Being the editor of the literary magazine doesn’t earn you many points socially, no matter how many awards it won—and we did win some awards statewide and regionally. (See how I dropped that in there? Insecure, eighth grade me is still in there, looking for a little praise.) Creative writing may not have been the coolest thing, but it was my thing and it kept me from looking in less than ideal places for belonging.
Looking back, I like the place I made for myself in high school. I made friends that I still talk to every day, some I wish I talked to more, and a few I miss having in my daily life the way we all were in high school and occasionally wonder how we could have been living all this life without each other being a part of it.

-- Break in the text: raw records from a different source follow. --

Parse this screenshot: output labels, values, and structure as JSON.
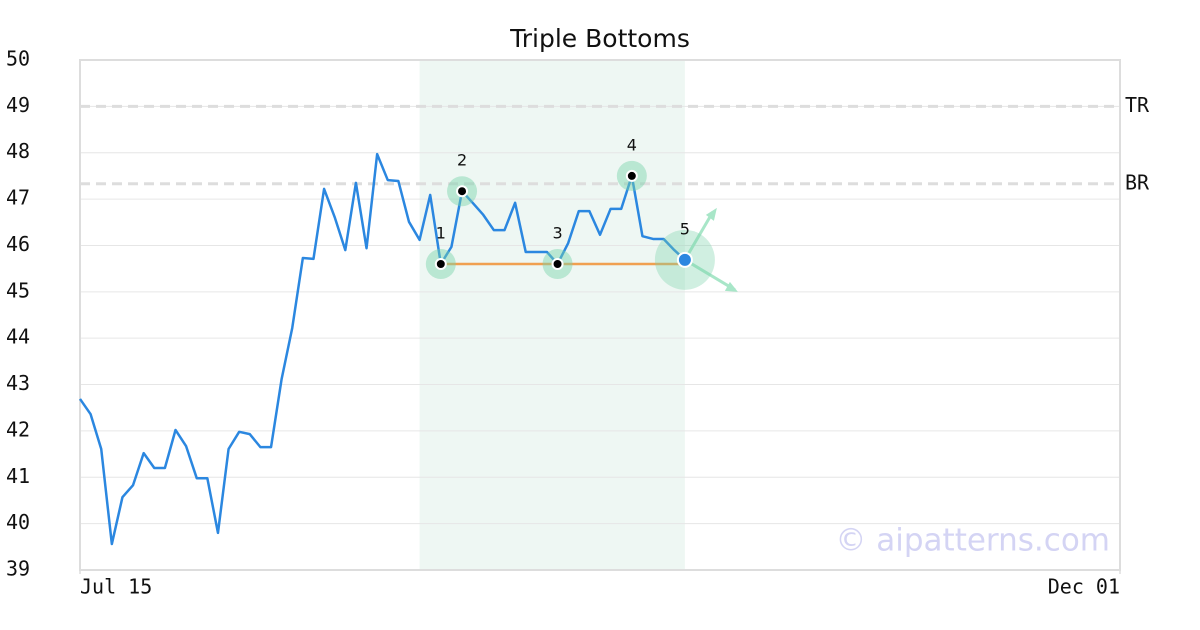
{
  "chart_data": {
    "type": "line",
    "title": "Triple Bottoms",
    "watermark": "© aipatterns.com",
    "xlim": [
      0,
      98
    ],
    "xticks": [
      {
        "value": 0,
        "label": "Jul 15"
      },
      {
        "value": 98,
        "label": "Dec 01"
      }
    ],
    "ylim": [
      39,
      50
    ],
    "yticks": [
      39,
      40,
      41,
      42,
      43,
      44,
      45,
      46,
      47,
      48,
      49,
      50
    ],
    "grid": true,
    "series": [
      {
        "color": "#2b87e0",
        "x": [
          0,
          1,
          2,
          3,
          4,
          5,
          6,
          7,
          8,
          9,
          10,
          11,
          12,
          13,
          14,
          15,
          16,
          17,
          18,
          19,
          20,
          21,
          22,
          23,
          24,
          25,
          26,
          27,
          28,
          29,
          30,
          31,
          32,
          33,
          34,
          35,
          36,
          37,
          38,
          39,
          40,
          41,
          42,
          43,
          44,
          45,
          46,
          47,
          48,
          49,
          50,
          51,
          52,
          53,
          54,
          55,
          56,
          57
        ],
        "values": [
          42.69,
          42.36,
          41.61,
          39.56,
          40.57,
          40.83,
          41.52,
          41.2,
          41.2,
          42.02,
          41.67,
          40.98,
          40.98,
          39.8,
          41.61,
          41.98,
          41.93,
          41.65,
          41.65,
          43.12,
          44.22,
          45.73,
          45.71,
          47.22,
          46.61,
          45.9,
          47.35,
          45.94,
          47.97,
          47.41,
          47.39,
          46.51,
          46.12,
          47.09,
          45.6,
          45.97,
          47.17,
          46.92,
          46.66,
          46.33,
          46.33,
          46.92,
          45.86,
          45.86,
          45.86,
          45.6,
          46.05,
          46.74,
          46.74,
          46.23,
          46.79,
          46.79,
          47.5,
          46.2,
          46.14,
          46.14,
          45.9,
          45.69
        ]
      }
    ],
    "highlight": [
      32,
      57
    ],
    "levels": [
      {
        "label": "TR",
        "value": 49
      },
      {
        "label": "BR",
        "value": 47.33
      }
    ],
    "neckline": {
      "x": [
        34,
        57
      ],
      "value": 45.6,
      "color": "#f0a050"
    },
    "pattern_points": [
      {
        "label": "1",
        "x": 34,
        "y": 45.6
      },
      {
        "label": "2",
        "x": 36,
        "y": 47.17
      },
      {
        "label": "3",
        "x": 45,
        "y": 45.6
      },
      {
        "label": "4",
        "x": 52,
        "y": 47.5
      },
      {
        "label": "5",
        "x": 57,
        "y": 45.69
      }
    ]
  }
}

In high school, we all occasionally made the mistake of trying to be too cool for things and we missed out on stuff because of it. Most of the time, my goobiness detector is still way too sensitive; but looking forward to seeing people I spent the most formative, tumultuous, and carefree years of my life with isn’t triggering that alarm. If someone breaks out in the school song—I won’t join in. Partly because I don’t know if we had a school song and don’t know the words if we did; partly because—as has been firmly established—I can’t sing; and partly because even my excitement over seeing friends has its limits and I am definitely too cool for that. And while I doubt the bluegrass band we’ve hired for the party will have it on their set list, I hope ‘1999’ finds its way to the speakers during a break because I will never be too cool for Prince.
Elizabeth Quinn makes her home in Northeast Jackson with her husband Percy and four children.